Initiated in 1959 by Dr. Arthur K. Solomon, the Committee on Higher Degrees in Biophysics has a long history of important research achievements. Over 80 faculty members from departments including Physics, Chemistry and Chemical Biology, Molecular and Cellular Biology, the School of Engineering and Applied Sciences, the Division of Medical Sciences ( Genetics, Microbiology, Cell Biology, Biological Chemistry and Molecular Pharmacology, Neurobiology, and Systems Biology), the Dana-Farber Cancer Research Institute, the Wyss Institute for Biologically Inspired Engineering, and the Harvard teaching and research hospitals (Children's Hospital, Beth Israel Hospital, Massachusetts General Hospital) participate in the training of students in the Biophysics Program.

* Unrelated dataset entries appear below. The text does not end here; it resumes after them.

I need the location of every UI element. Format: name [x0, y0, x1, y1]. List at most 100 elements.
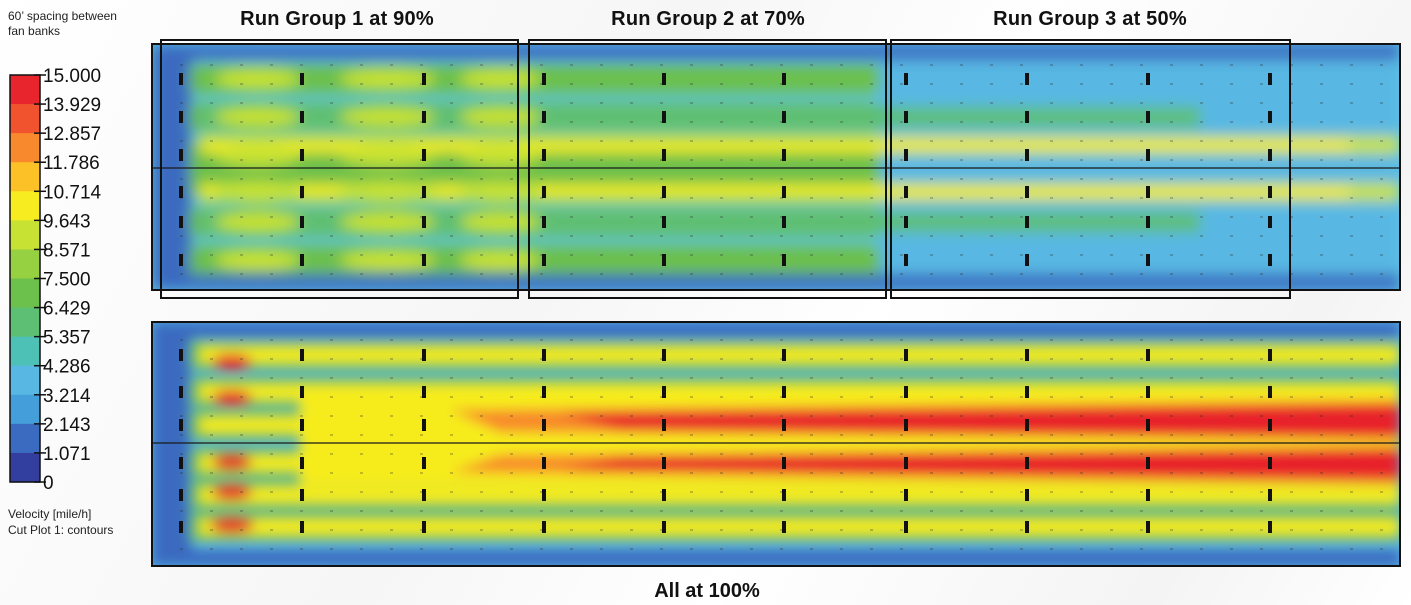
fan-marker: [542, 216, 546, 228]
colorbar-tick-label: 9.643: [43, 211, 91, 232]
fan-marker: [1268, 216, 1272, 228]
fan-marker: [1146, 521, 1150, 533]
spacing-note-line-1: 60’ spacing between: [8, 9, 117, 23]
fan-marker: [179, 419, 183, 431]
fan-marker: [1146, 186, 1150, 198]
fan-marker: [422, 216, 426, 228]
fan-marker: [179, 489, 183, 501]
top-contour-panel: [151, 39, 1401, 299]
colorbar-band: [10, 307, 40, 338]
fan-marker: [662, 73, 666, 85]
fan-marker: [1268, 149, 1272, 161]
fan-marker: [300, 489, 304, 501]
colorbar-band: [10, 191, 40, 221]
fan-marker: [422, 73, 426, 85]
fan-marker: [782, 419, 786, 431]
fan-marker: [179, 111, 183, 123]
fan-marker: [1025, 186, 1029, 198]
fan-marker: [542, 73, 546, 85]
fan-marker: [542, 489, 546, 501]
fan-marker: [300, 349, 304, 361]
fan-marker: [1025, 386, 1029, 398]
run-group-3-title: Run Group 3 at 50%: [993, 8, 1187, 30]
fan-marker: [179, 349, 183, 361]
fan-marker: [1146, 457, 1150, 469]
fan-marker: [422, 521, 426, 533]
top-flow-vectors: [180, 64, 1383, 275]
colorbar-tick-label: 15.000: [43, 66, 101, 87]
colorbar-tick-label: 1.071: [43, 444, 91, 465]
colorbar-band: [10, 278, 40, 309]
colorbar-tick-label: 13.929: [43, 95, 101, 116]
fan-marker: [1025, 489, 1029, 501]
fan-marker: [179, 254, 183, 266]
fan-marker: [1146, 489, 1150, 501]
fan-marker: [300, 457, 304, 469]
bottom-velocity-contours: [152, 322, 1400, 566]
fan-marker: [1268, 419, 1272, 431]
colorbar-tick-label: 2.143: [43, 415, 91, 436]
fan-marker: [542, 386, 546, 398]
fan-marker: [662, 457, 666, 469]
colorbar-tick-label: 12.857: [43, 124, 101, 145]
fan-marker: [662, 149, 666, 161]
fan-marker: [300, 216, 304, 228]
fan-marker: [422, 254, 426, 266]
fan-marker: [1025, 457, 1029, 469]
colorbar-tick-label: 11.786: [43, 153, 100, 174]
legend-quantity: Velocity [mile/h]: [8, 507, 92, 521]
fan-marker: [1268, 186, 1272, 198]
fan-marker: [782, 457, 786, 469]
fan-marker: [300, 386, 304, 398]
fan-marker: [1146, 349, 1150, 361]
fan-marker: [662, 254, 666, 266]
fan-marker: [782, 521, 786, 533]
fan-marker: [904, 111, 908, 123]
run-group-3-box: [890, 39, 1291, 299]
fan-marker: [904, 73, 908, 85]
fan-marker: [904, 457, 908, 469]
fan-marker: [662, 111, 666, 123]
fan-marker: [542, 349, 546, 361]
run-group-2-box: [528, 39, 887, 299]
colorbar-band: [10, 394, 40, 425]
fan-marker: [904, 149, 908, 161]
top-fan-markers: [179, 73, 1272, 266]
bottom-panel-title: All at 100%: [654, 580, 760, 602]
fan-marker: [300, 521, 304, 533]
fan-marker: [1146, 149, 1150, 161]
fan-marker: [300, 73, 304, 85]
fan-marker: [662, 489, 666, 501]
fan-marker: [662, 349, 666, 361]
colorbar-band: [10, 365, 40, 396]
fan-marker: [179, 216, 183, 228]
run-group-2-title: Run Group 2 at 70%: [611, 8, 805, 30]
fan-marker: [300, 186, 304, 198]
fan-marker: [1146, 216, 1150, 228]
fan-marker: [782, 149, 786, 161]
fan-marker: [782, 254, 786, 266]
fan-marker: [662, 521, 666, 533]
fan-marker: [542, 149, 546, 161]
bottom-fan-markers: [179, 349, 1272, 533]
fan-marker: [782, 216, 786, 228]
fan-marker: [1146, 254, 1150, 266]
fan-marker: [542, 186, 546, 198]
colorbar-tick-label: 8.571: [43, 240, 91, 261]
fan-marker: [300, 149, 304, 161]
fan-marker: [782, 73, 786, 85]
fan-marker: [904, 186, 908, 198]
fan-marker: [300, 111, 304, 123]
colorbar-band: [10, 336, 40, 367]
fan-marker: [1268, 73, 1272, 85]
fan-marker: [904, 386, 908, 398]
colorbar-tick-label: 3.214: [43, 386, 91, 407]
fan-marker: [422, 419, 426, 431]
fan-marker: [1025, 419, 1029, 431]
fan-marker: [1025, 149, 1029, 161]
fan-marker: [904, 349, 908, 361]
colorbar-band: [10, 104, 40, 134]
colorbar-band: [10, 452, 40, 483]
fan-marker: [1025, 73, 1029, 85]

Faculty affiliated with the Harvard-MIT joint program in Health Science and Technology (HST) are also able to serve as research advisors.
Applicants for graduate training should have sound preliminary training in a physical or quantitative science; especially physics, chemistry, computer science, or mathematics. The primary objective of the program is to educate and train individuals with this background to apply the concepts and methods of the physical sciences to the solution of biological problems. Owing to the interdepartmental nature of the program, a student's research options are greatly increased. Research programs may be pursued in any of the departments or hospitals indicated.